Milicianos con chaquetas antibalas y cascos antidisturbios batían el terreno del aeropuerto con largas pértigas de bambú. Rastreadores de minas. Mientras el helicóptero se posaba sobre el hormigón lleno de hierbajos, Laura oyó un seco crac y vio un destello cuando fue activada una mina.

—Vigilen sus pies —dijo alegremente el piloto, abriendo la escotilla. Un muchacho de la milicia con uniforme de camuflaje, quizá diecinueve años…, parecía excitado ante la acción nocturna. Cualquier tipo de destrucción era excitante…, no parecía importar que se tratara de su propia gente. Laura y David bajaron al suelo, con la dormida Loretta en su arnés.

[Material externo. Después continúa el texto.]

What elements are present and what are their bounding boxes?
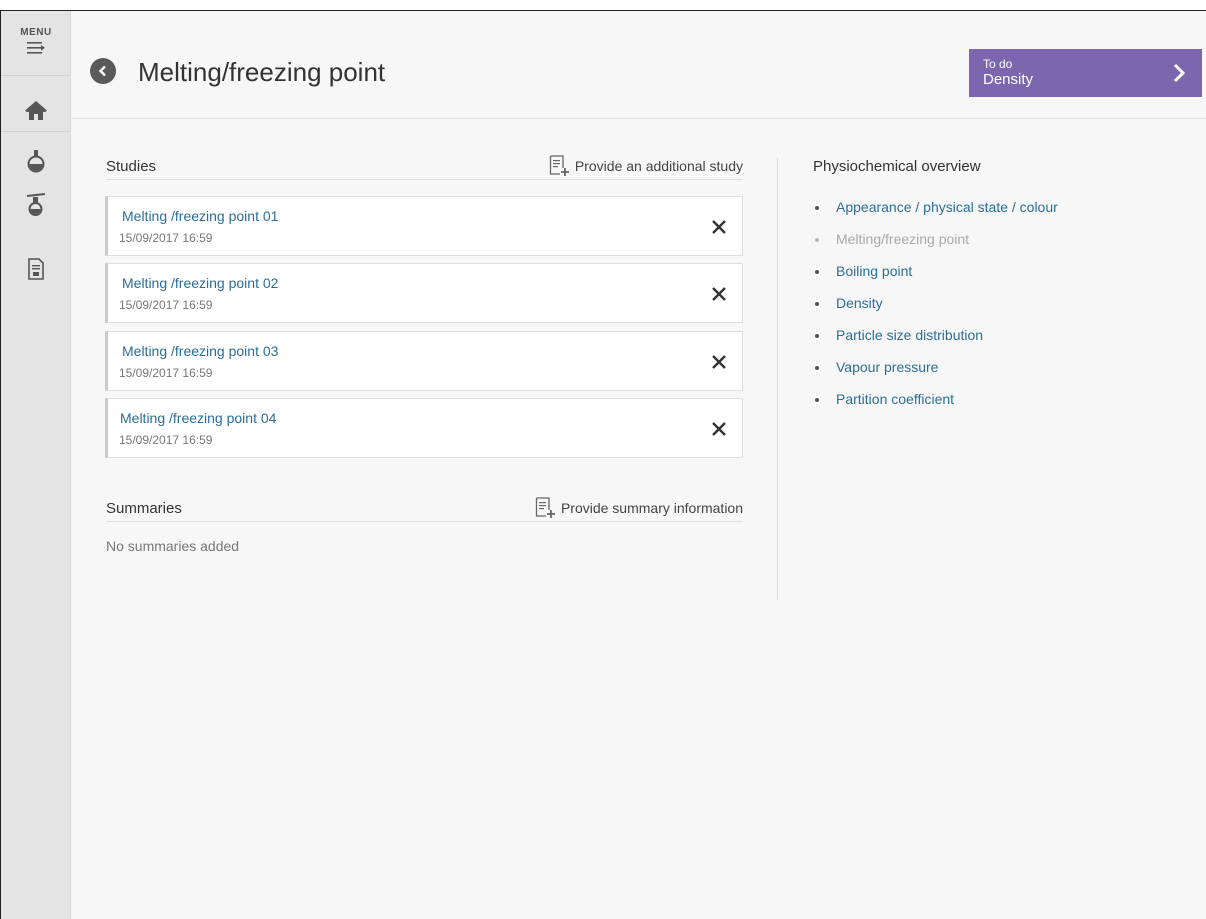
overview-item-boiling-point[interactable]: Boiling point [813, 261, 1058, 293]
todo-next-button[interactable]: To do Density [969, 49, 1202, 97]
add-document-icon [535, 497, 555, 518]
main-content: Melting/freezing point To do Density Stu… [72, 11, 1206, 919]
todo-label: To do [983, 57, 1013, 71]
overview-item-appearance[interactable]: Appearance / physical state / colour [813, 197, 1058, 229]
home-icon [25, 101, 47, 120]
add-study-label: Provide an additional study [574, 158, 743, 174]
menu-icon [27, 42, 45, 54]
study-title[interactable]: Melting /freezing point 03 [122, 343, 278, 359]
remove-study-button[interactable] [708, 216, 730, 238]
remove-study-button[interactable] [708, 418, 730, 440]
back-button[interactable] [90, 58, 116, 84]
empty-summaries-text: No summaries added [106, 538, 240, 554]
study-date: 15/09/2017 16:59 [119, 231, 213, 245]
add-document-icon [549, 155, 569, 176]
page-title: Melting/freezing point [138, 57, 386, 87]
study-card: Melting /freezing point 02 15/09/2017 16… [105, 263, 743, 323]
overview-item-partition-coefficient[interactable]: Partition coefficient [813, 389, 1058, 421]
summaries-header: Summaries Provide summary information [106, 497, 743, 522]
study-date: 15/09/2017 16:59 [119, 298, 213, 312]
add-summary-button[interactable]: Provide summary information [535, 497, 743, 519]
overview-heading: Physiochemical overview [813, 158, 981, 175]
close-icon [712, 355, 726, 369]
flask-icon [27, 150, 45, 173]
close-icon [712, 287, 726, 301]
page-header: Melting/freezing point To do Density [72, 11, 1206, 119]
study-title[interactable]: Melting /freezing point 04 [120, 410, 276, 426]
sidebar: MENU [1, 11, 71, 919]
close-icon [712, 422, 726, 436]
overview-list: Appearance / physical state / colour Mel… [813, 197, 1058, 421]
study-date: 15/09/2017 16:59 [119, 366, 213, 380]
overview-item-melting-point: Melting/freezing point [813, 229, 1058, 261]
study-card: Melting /freezing point 04 15/09/2017 16… [105, 398, 743, 458]
menu-label: MENU [20, 27, 52, 38]
sidebar-item-home[interactable] [1, 89, 71, 133]
add-study-button[interactable]: Provide an additional study [549, 155, 743, 177]
overview-item-vapour-pressure[interactable]: Vapour pressure [813, 357, 1058, 389]
menu-button[interactable]: MENU [1, 11, 71, 75]
sidebar-item-flask[interactable] [1, 139, 71, 183]
todo-target: Density [983, 71, 1034, 88]
study-title[interactable]: Melting /freezing point 02 [122, 275, 278, 291]
sidebar-item-report[interactable] [1, 247, 71, 291]
studies-header: Studies Provide an additional study [106, 155, 743, 180]
studies-heading: Studies [106, 158, 157, 175]
test-tube-icon [26, 193, 46, 216]
chevron-right-icon [1173, 63, 1186, 83]
study-title[interactable]: Melting /freezing point 01 [122, 208, 278, 224]
summaries-heading: Summaries [106, 500, 182, 517]
study-card: Melting /freezing point 03 15/09/2017 16… [105, 331, 743, 391]
close-icon [712, 220, 726, 234]
add-summary-label: Provide summary information [560, 500, 743, 516]
app-window: MENU Melting/freezing point To do Densit… [0, 10, 1206, 919]
overview-item-particle-size[interactable]: Particle size distribution [813, 325, 1058, 357]
study-card: Melting /freezing point 01 15/09/2017 16… [105, 196, 743, 256]
study-date: 15/09/2017 16:59 [119, 433, 213, 447]
remove-study-button[interactable] [708, 283, 730, 305]
sidebar-item-test[interactable] [1, 183, 71, 227]
document-icon [28, 258, 44, 280]
column-divider [777, 158, 778, 600]
chevron-left-icon [98, 65, 106, 77]
overview-item-density[interactable]: Density [813, 293, 1058, 325]
remove-study-button[interactable] [708, 351, 730, 373]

El helicóptero se elevó en silencio. Un pequeño carrito para equipajes se deslizó junto a ellos y desapareció en la oscuridad. Alguien había atado toscamente un par de recios escobones en su parte delantera. Laura y David avanzaron cuidadosamente hacia las luces de la terminal. Estaba a sólo treinta metros de distancia. Seguramente alguien había barrido ya aquella zona en busca de minas… Rodearon un coche deportivo malva. Dos hombres gordos, exhibiendo un elaborado maquillaje vídeo, estaban dormidos o borrachos en los cóncavos asientos. Unos soldados les gritaron y les hicieron señas:

—¡Hey! ¡Fuera de aquí! ¡Ustedes! ¡Nada de robar, nada de botín!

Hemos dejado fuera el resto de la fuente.